Poetry Friday: Telling the Truest Tale


A couple of years ago, I was really excited to meet Our Jane Yolen in person. Okay, yes, I didn’t actually meet her; I stood next to her in a hallway while we sipped tea and sat in the row behind her at a conference, but I was this close to saying hello. Anyway, I admire her greatly as a writer, but why I refer to her as Our Lady, Jane, is because of her poetry, which generally contrives to smack me right between the eyes with a small silver hammer called Truth.

I’ve posted this poem before, but especially now, in the thick of election furor and angst, in the days when acrimony and hope war side by side, it’s time to share it, gratefully, again (and since it was passed out at the conference on bookmarks, I am sharing it in full). Let it smack you with that hammer, set you thinking and being and doing. May you see the Other in all your tales in a truer way.

Once Upon
by Jane Yolen © 2007

Once Upon A Time
there was a Wolf,
but not a Wolf,
an Other
whose mother
and father were others,
who looked not like us,
Republican or Dem
in other words–
Them.
They were forest dwellers,
child sellers,
meat eaters,
wife beaters,
idol makers
oath breakers —
in other words, Wolf.
So Happy Ever After means
we kill the Wolf,
spill his blood,
knock him out,
bury him in mud,
make him dance
in red hot shoes.
For us to win
The Wolf must lose.
Poetry Friday is hosted today by its creator, the one and only Kelly@BigA, little a.

About the author

tanita s. davis is a writer and avid reader who prefers books to most things in the world, including people. That's ...pretty much it, she's very boring and she can't even tell jokes. She is, however, the author of nine books, including Serena Says, Partly Cloudy, Go Figure, Henri Weldon, and the Coretta Scott King honored Mare's War. Look for her new MG, The Science of Friendship in 1/2024 from Katherine Tegen Books.

Comments

  1. I LOVE this. Thank you for posting it now, with the air thick with wolf-talk.

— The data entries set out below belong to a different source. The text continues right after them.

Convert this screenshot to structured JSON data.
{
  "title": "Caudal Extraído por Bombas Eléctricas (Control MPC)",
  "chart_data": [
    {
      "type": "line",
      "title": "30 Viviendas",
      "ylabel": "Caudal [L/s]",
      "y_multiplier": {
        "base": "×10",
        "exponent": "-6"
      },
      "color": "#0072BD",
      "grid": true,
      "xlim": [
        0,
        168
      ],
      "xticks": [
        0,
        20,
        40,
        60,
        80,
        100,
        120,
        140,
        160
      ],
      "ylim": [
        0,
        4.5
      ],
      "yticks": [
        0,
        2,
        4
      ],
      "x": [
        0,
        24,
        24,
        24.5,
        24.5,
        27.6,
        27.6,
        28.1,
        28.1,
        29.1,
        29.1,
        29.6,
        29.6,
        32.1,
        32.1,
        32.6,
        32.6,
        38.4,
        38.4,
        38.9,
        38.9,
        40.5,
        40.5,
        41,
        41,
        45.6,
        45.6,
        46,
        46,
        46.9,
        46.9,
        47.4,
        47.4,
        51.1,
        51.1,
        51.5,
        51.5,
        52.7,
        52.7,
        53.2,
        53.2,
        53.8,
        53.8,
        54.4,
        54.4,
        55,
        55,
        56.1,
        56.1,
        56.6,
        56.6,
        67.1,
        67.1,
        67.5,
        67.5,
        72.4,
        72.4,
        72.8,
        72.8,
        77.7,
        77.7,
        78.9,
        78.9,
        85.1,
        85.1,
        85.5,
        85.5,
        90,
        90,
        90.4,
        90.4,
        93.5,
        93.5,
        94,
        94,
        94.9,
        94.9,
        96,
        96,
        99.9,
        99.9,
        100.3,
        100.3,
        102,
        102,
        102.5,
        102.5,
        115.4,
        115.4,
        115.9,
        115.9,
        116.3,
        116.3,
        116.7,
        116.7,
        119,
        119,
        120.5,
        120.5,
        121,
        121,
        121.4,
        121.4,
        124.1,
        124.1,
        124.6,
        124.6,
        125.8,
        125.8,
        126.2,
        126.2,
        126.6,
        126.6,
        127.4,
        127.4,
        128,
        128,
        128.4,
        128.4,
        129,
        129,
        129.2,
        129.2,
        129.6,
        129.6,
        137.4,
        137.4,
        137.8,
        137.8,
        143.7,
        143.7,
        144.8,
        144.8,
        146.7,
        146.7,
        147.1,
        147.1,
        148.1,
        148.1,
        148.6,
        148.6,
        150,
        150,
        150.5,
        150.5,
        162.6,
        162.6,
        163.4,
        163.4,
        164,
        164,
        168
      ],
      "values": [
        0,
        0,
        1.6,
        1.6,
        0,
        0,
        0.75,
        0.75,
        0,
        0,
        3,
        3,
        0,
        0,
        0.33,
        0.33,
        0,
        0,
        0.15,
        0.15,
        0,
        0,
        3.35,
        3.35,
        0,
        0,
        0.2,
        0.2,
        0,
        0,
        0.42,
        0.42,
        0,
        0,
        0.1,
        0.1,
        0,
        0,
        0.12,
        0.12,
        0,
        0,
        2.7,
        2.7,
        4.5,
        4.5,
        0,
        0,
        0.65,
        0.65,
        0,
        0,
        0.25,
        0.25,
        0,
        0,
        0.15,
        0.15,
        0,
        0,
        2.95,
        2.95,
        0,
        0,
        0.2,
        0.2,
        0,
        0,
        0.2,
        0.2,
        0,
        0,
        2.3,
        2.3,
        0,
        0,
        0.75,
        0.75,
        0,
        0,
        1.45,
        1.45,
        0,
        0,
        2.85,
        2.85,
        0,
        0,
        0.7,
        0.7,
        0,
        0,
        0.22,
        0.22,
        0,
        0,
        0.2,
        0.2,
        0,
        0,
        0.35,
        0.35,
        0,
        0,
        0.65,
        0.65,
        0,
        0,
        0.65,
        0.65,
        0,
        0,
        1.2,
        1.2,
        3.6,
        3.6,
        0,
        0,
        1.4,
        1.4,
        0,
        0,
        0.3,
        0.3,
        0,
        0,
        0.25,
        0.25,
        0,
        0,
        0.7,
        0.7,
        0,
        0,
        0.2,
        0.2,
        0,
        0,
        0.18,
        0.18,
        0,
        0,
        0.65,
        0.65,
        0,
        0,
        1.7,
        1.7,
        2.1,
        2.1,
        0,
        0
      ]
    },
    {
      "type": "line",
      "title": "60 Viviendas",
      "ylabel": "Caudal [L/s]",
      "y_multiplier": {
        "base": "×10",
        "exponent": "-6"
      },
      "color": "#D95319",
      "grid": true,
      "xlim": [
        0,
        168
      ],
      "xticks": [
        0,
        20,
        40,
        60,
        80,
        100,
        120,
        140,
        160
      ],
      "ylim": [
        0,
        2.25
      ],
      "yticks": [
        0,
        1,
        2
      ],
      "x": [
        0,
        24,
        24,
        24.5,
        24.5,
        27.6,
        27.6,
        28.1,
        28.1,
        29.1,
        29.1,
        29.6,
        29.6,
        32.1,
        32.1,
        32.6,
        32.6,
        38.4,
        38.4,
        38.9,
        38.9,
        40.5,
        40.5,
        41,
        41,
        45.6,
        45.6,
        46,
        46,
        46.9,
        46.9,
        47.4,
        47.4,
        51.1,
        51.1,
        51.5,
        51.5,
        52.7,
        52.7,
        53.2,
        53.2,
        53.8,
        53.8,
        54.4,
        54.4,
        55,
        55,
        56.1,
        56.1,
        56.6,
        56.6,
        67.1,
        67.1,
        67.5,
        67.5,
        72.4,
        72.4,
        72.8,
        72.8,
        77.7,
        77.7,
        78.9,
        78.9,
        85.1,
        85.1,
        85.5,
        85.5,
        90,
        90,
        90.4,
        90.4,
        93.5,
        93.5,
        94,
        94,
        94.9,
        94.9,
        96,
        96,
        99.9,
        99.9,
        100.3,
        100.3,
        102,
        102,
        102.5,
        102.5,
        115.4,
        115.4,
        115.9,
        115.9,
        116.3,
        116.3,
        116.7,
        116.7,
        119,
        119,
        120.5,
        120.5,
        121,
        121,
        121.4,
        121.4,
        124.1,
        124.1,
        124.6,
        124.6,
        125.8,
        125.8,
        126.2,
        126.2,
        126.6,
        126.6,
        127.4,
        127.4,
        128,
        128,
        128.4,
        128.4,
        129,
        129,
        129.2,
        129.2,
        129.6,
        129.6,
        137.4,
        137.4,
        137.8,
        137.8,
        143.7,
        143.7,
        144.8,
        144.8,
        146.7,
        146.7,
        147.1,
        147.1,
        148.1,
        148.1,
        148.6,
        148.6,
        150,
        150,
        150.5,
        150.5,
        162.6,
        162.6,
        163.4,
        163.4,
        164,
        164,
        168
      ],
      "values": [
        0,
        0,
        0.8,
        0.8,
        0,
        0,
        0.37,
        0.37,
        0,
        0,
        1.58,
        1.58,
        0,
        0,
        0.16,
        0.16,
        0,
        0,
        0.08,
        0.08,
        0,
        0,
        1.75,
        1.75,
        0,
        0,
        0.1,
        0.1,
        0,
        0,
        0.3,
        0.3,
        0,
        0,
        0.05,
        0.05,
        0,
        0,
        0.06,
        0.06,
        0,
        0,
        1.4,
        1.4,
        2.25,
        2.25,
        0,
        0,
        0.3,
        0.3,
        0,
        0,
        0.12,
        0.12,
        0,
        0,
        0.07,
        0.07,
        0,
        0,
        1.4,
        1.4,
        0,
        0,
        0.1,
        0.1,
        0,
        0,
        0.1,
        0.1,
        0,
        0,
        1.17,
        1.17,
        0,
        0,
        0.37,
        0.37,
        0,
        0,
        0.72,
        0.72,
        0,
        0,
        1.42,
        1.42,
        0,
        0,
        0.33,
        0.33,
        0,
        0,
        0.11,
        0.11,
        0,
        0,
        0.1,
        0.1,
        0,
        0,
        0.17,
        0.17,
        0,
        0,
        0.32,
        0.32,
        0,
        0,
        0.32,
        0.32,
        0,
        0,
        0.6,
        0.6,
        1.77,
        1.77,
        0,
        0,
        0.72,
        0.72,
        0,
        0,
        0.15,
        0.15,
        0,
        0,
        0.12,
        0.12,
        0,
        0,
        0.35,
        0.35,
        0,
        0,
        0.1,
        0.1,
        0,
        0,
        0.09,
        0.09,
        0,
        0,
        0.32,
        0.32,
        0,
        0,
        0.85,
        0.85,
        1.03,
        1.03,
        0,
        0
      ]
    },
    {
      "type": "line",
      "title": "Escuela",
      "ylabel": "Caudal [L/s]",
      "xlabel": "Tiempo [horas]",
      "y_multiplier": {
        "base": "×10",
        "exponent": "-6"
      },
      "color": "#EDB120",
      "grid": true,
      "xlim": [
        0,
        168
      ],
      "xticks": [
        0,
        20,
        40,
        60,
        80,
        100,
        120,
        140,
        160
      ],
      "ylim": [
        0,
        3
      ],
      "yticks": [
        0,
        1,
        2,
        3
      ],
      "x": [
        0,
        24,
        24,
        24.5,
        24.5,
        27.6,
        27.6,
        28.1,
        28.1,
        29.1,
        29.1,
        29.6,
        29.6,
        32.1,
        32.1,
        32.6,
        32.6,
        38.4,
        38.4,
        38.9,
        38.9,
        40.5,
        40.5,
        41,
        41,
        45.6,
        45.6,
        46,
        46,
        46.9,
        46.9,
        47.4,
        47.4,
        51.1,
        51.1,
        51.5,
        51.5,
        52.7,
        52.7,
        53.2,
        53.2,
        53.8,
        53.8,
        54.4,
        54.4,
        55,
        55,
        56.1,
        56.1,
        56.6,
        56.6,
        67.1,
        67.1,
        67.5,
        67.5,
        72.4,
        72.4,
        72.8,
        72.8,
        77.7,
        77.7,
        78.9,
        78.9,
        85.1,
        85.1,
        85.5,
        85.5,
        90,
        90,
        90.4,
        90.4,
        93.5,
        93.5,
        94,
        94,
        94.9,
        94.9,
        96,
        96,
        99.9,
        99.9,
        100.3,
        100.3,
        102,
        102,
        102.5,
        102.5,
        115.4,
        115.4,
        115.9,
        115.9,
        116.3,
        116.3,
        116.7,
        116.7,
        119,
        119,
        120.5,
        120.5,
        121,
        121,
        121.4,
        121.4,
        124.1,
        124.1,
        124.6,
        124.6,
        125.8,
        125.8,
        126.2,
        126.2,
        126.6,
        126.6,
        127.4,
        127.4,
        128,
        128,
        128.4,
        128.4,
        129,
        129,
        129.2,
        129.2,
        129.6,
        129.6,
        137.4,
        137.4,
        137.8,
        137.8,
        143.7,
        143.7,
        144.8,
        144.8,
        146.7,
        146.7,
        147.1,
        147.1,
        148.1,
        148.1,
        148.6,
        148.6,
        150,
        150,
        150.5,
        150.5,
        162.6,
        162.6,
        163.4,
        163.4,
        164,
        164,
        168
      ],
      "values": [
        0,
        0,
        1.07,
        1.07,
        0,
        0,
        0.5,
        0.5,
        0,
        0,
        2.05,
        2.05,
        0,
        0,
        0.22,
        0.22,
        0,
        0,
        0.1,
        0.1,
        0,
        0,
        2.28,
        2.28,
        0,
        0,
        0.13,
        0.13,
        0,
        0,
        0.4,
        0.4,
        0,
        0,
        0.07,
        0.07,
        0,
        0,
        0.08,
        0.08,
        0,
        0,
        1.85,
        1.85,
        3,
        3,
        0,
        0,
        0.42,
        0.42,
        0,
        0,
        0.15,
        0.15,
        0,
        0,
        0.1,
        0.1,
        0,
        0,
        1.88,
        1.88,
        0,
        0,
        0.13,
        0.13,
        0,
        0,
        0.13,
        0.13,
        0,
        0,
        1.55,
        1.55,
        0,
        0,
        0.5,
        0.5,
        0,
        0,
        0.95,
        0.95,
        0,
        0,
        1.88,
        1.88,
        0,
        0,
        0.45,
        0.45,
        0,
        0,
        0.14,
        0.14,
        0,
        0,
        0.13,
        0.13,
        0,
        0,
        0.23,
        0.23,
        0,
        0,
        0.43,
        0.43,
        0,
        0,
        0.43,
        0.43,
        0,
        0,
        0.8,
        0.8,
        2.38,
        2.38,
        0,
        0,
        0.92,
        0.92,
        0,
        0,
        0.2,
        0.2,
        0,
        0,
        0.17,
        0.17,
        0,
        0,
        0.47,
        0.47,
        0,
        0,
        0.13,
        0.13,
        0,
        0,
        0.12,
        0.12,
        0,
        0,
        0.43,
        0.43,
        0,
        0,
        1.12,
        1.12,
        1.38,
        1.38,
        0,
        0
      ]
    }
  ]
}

    For some reason it reminds me of a piece on NPR last night about political ads. Two men who do voices for the ads were interviewed, and practiced saying certain phrases in a way that made them sound super-evil — or wolf-like.

  2. How cool to get to be so close to Our Lady, Jane! That is a wonderful poem.

    I heard that piece on NPR about the polical ad voice actors too, while I was cooking dinner last night. Their blase attitude gave me a real chill! The way they didn’t seem to mind filling the air with fear and doom in order to bring home the $…

  3. So, guys, as a rule I don’t write a lot of poetry (or, at least, I haven’t since the bad old days). But I’m trying something new for Poetry Friday, a brainstorm that occurred to me while driving around yesterday: a Twitterpoem. I’m sure I’m not the first one to think of this idea, but I did think of it all by myself.

    So, if you check out my latest Twitter post (marked #Twitterpoem) you’ll find the inaugural edition. I’d like to try to post more of these from time to time, as inspiration strikes. Generally, I get struck with a line or two rather than an entire poem, so I thought this would be a fun way to share them.

    (As you can see, I’m being wimpy about this and burying it in the comments…but feel free to join me in the creation of Twitterpoems!)

  4. This is wonderful and strikes me perfectly with some of the wolf stuff I’ve written about in recent months.

    Did you see the front page of the WaPo today? The Bush Admin is trying to delist the Gray Wolf from the endangered species list again in the Lower 48.

    Wolves = evil just will not go away.